たかがアパートからスーパーまでの一往復でTシャツの全体が湿るくらいに汗をかいた。昨日は風呂に入らなければシャワーも浴びずに寝落ちてしまったので、自分の不潔さがとても気持ち悪かった。帰ってから一度シャワーを浴びようと思った。
炎天下の中、汗をかきながらいつものカバンより重たい荷物を持って歩くのは正直言って疲れる。三十度超えの気温にジリジリと炙られるアスファルトに、買ったものを一旦置いて肩を回した。袋の中からジンジャーエールのペットボトルを一本取りだし、半分くらい一気に飲む。少しぬるくなっていてあんまり清涼感を感じられなかった。
ジンジャーエールが二百五十ミリリットル分くらい軽くなったビニール袋をまた持ち、歩く。
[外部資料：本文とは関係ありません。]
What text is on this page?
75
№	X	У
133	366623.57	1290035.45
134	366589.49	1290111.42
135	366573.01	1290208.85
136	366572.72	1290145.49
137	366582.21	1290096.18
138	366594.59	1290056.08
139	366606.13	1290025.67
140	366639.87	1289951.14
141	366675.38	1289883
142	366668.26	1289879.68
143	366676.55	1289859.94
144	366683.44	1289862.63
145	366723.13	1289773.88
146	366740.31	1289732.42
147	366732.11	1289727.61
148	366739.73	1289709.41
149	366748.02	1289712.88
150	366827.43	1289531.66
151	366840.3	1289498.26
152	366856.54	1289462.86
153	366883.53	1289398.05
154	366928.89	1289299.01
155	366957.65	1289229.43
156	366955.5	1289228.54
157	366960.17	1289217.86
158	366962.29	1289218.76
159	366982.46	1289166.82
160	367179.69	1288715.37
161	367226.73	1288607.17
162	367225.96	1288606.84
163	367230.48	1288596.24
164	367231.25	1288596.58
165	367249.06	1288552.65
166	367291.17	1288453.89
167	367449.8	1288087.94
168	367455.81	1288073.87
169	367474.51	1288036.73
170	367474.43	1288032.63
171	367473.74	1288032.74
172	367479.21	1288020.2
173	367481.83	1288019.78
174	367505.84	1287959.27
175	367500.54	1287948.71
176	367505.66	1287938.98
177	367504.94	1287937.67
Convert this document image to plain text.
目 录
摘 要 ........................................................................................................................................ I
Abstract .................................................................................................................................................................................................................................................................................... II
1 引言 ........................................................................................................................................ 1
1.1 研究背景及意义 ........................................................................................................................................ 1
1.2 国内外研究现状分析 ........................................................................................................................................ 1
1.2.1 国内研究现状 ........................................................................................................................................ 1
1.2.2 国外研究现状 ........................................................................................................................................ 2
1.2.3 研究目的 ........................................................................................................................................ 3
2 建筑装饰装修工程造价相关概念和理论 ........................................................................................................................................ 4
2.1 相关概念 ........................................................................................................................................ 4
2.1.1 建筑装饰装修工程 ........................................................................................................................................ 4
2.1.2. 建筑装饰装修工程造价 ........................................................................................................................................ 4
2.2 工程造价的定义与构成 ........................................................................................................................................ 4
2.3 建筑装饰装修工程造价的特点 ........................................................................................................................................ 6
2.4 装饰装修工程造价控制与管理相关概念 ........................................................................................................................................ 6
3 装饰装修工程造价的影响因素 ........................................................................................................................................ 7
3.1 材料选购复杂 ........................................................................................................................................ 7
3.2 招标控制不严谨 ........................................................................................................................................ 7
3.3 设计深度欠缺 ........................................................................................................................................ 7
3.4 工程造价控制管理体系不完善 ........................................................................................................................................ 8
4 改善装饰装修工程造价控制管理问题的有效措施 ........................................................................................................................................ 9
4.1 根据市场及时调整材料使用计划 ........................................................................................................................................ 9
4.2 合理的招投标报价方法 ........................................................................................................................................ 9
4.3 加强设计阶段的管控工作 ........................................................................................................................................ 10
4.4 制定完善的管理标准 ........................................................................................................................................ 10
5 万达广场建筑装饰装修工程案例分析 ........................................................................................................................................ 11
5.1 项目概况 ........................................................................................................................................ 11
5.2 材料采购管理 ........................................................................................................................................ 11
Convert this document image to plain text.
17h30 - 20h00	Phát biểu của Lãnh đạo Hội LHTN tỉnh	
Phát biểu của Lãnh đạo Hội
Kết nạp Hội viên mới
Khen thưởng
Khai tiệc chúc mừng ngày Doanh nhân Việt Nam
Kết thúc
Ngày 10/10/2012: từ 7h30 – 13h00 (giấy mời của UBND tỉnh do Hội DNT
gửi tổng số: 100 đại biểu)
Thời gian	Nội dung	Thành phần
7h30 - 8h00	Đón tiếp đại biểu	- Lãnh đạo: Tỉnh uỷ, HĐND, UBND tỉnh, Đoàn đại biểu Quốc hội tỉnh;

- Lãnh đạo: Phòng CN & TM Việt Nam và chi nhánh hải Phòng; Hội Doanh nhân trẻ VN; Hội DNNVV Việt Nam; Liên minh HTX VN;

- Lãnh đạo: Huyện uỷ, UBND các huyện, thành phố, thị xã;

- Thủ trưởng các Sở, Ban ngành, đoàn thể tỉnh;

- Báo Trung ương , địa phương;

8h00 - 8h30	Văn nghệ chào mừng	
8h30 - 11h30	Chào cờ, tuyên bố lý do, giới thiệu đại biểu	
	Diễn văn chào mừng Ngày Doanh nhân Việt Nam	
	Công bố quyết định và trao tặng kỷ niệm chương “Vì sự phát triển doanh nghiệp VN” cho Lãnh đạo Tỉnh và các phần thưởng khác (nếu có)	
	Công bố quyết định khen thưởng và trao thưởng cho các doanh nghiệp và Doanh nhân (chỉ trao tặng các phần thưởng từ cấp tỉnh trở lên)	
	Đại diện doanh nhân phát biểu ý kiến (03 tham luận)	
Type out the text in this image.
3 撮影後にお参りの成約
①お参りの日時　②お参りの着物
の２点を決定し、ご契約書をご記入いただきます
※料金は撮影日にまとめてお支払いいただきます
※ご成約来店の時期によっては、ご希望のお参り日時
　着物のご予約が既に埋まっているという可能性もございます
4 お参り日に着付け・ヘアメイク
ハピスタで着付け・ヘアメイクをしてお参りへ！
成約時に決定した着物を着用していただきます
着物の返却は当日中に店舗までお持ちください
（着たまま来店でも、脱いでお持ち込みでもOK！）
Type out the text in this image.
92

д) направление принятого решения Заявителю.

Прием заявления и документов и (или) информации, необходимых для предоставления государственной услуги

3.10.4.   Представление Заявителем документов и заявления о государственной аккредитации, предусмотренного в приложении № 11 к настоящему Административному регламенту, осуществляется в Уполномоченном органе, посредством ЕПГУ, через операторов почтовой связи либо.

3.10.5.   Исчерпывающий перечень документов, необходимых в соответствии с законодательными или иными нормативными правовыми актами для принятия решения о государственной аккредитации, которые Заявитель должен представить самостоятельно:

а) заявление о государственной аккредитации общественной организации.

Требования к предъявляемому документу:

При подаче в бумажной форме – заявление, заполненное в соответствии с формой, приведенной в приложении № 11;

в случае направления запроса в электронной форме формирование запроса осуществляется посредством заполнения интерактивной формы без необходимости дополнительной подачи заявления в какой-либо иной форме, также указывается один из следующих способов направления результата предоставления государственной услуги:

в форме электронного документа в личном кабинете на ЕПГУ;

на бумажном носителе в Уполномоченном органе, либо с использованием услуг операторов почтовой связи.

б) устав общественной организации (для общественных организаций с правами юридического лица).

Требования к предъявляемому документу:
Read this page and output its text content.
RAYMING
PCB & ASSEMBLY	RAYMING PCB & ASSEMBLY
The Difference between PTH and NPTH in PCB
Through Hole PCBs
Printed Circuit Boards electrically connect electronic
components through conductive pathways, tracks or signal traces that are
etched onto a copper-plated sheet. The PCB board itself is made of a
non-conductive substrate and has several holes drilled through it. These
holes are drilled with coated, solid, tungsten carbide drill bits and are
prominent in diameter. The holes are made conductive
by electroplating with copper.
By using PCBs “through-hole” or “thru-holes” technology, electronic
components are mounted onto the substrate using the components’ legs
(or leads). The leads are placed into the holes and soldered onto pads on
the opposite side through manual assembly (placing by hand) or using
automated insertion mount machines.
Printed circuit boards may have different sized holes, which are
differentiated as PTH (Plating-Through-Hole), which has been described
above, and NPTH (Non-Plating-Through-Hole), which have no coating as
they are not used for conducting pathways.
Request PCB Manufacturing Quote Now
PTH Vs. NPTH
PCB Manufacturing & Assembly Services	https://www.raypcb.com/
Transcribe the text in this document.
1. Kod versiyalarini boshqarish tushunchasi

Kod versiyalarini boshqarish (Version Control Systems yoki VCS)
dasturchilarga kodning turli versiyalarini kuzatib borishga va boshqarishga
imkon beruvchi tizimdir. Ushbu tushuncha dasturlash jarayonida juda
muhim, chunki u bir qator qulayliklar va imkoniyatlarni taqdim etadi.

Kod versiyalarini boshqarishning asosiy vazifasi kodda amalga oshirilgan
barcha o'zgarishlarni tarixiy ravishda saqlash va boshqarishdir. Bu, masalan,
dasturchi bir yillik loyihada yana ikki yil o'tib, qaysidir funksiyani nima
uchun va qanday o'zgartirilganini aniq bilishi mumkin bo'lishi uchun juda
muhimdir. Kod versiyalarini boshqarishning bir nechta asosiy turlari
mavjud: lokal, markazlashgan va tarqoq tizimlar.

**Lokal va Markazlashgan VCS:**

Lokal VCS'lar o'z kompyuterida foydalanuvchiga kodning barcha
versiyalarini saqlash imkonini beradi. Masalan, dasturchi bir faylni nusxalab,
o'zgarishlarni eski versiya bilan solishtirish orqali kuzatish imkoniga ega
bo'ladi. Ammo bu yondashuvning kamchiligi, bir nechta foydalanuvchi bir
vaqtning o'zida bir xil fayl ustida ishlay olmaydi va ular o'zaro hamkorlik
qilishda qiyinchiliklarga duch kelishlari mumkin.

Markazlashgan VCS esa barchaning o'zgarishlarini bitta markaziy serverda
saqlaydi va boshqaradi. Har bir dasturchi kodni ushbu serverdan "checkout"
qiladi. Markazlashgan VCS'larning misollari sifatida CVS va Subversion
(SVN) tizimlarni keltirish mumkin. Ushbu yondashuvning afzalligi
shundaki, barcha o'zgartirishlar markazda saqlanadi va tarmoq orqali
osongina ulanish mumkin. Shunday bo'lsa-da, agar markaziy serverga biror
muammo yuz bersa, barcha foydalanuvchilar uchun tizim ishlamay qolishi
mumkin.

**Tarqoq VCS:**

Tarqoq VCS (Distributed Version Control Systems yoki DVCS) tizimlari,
アパートまであと角を三つ曲がれば着くというところで、後ろから声をかけられた。毎日聞いている声だった。
「航大?」
「あ? あ、誰かと思った」
「いい加減俺の声くらい覚えろって」
「悪い悪い、出会い頭に悪いんだけど翔一のカバンにこれ少し入らねぇ?」
「入らねぇよ」
「入れてくれよ」
「なんでこの量を一人でこの距離持って帰れると思ったんだよ」
「いや、なんか、いけるかなって」
「実は馬鹿?」
「昔から馬鹿かな」
「昔からかは知らんけど、大学で知り合ったから少なくともこの数年は馬鹿な奴だってことは知ってる」
「くだらねぇ」
「待て、くだらねぇって事ねぇだろうよ」
「このクソ暑い中にこんな木陰にもならない場所で止まって不毛な会話してるのがめちゃくちゃくだらねぇからもう歩きながら話そうぜ」
「荷物は自分で持てよ」
「あ、そこは持ってくれねぇんだ」
「誰が持つか」
「翔一の分のコーラとかも入ってんだけどなぁ」
「少し持つわ。結露してねぇやつだけな」
「さすが親友」
「まぁ、どうせもう着くんだけどな」
「やっぱ持たんでいいわ」
「持つって言ってんのに」
「もうすぐだし大丈夫だ。てか、午後の講義は?」
「一日丸ごとサボるやつに午後の講義はサボったこと咎められる理由は無ぇな」
「サボったんじゃねぇか」
「いいだろ別に、ダルかったんだよ」
「あ、おいアパートの鍵開けてくれ」
「あいよ」

アパートに戻り、とりあえず冷房をつけた。俺は買ってきたものを然るべきところに片付けた。翔一はカバンをおろして雑誌を開きながらダルそうにしていた。翔一が持つにしては珍しいジャンルの雑誌だった。